The outreach workers known as navigators won’t be allowed to help people sign up for health insurance on the grounds of county health departments, according to a memo from the Florida Department of Health.


The order from Deputy Health Secretary C. Meade Grigg went out late Monday to the 60 local health department directors across the state.


Grigg declined to comment on the directive. But health department spokeswoman Ashley Carr said there was a need for “clarity” and “a consistent message” across the agency.


“Navigators are not acting on behalf of the Department of Health and this program has raised privacy concerns due to the consumer information that will be gathered for use in a federal database,” Carr wrote in a statement.


Health and Human Services Department spokesman Fabien Levy called the Florida directive “another blatant and shameful attempt to intimidate groups who will be working to inform Americans about their new health insurance options and help them enroll in coverage, just like Medicare counselors have been doing for years.”


He added that “despite the state’s attempts, we are confident that navigators will still be able to help Floridians enroll” in health insurance plans.


The move represents the latest hurdle to the new health insurance marketplace, which opens in Florida on Oct. 1. Earlier in the year, state lawmakers declined to expand Medicaid, and passed a proposal prohibiting the state insurance commissioner from regulating insurance premiums.


State leaders have also been pushing the privacy issue.


At a Cabinet meeting in August, Gov.

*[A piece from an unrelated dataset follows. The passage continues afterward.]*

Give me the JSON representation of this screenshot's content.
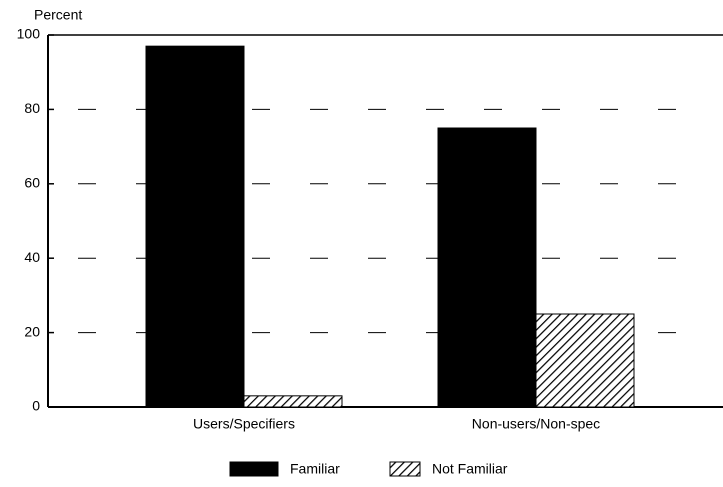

Rick Scott, Attorney General Pam Bondi and Insurance Commissioner Kevin McCarty expressed concerns that the Obama administration would amass a huge databank of Americans’ health information. They also worried the navigators might steal personal information.


“It remains to be seen whether the information that people will provide to give navigators assistance is safe,” McCarty said. “The information given by applicants will be shared by the Health and Human Services and other federal agencies, including the Social Security Administration, Homeland Security and the Internal Revenue Service.”


The U.S. Health and Human Services Department has said consumers would never be asked to provide their personal health information to the marketplace.


The prohibition on navigators in county health departments drew criticism Wednesday.


Retired Pasco County Health Director Marc Yacht said the move would “significantly compromise a multitude of needy Floridians from getting critical health care.” He called it “cruel and irresponsible.”


Jeremy Funk of Americans United for Change, a national group supporting the Affordable Care Act, said Grigg compromised the mission of the state health department “when he banished from the Florida health department premises the people who have been tapped by the federal government to help uninsured Floridians navigate the new health law and the benefits available to them.”


“Grigg should know better than most that thousands of people die every year because they didn’t have insurance, so why is he standing in the way of Floridians enrolling in a plan?” he added.


Both the Miami-Dade and Broward health departments declined to comment.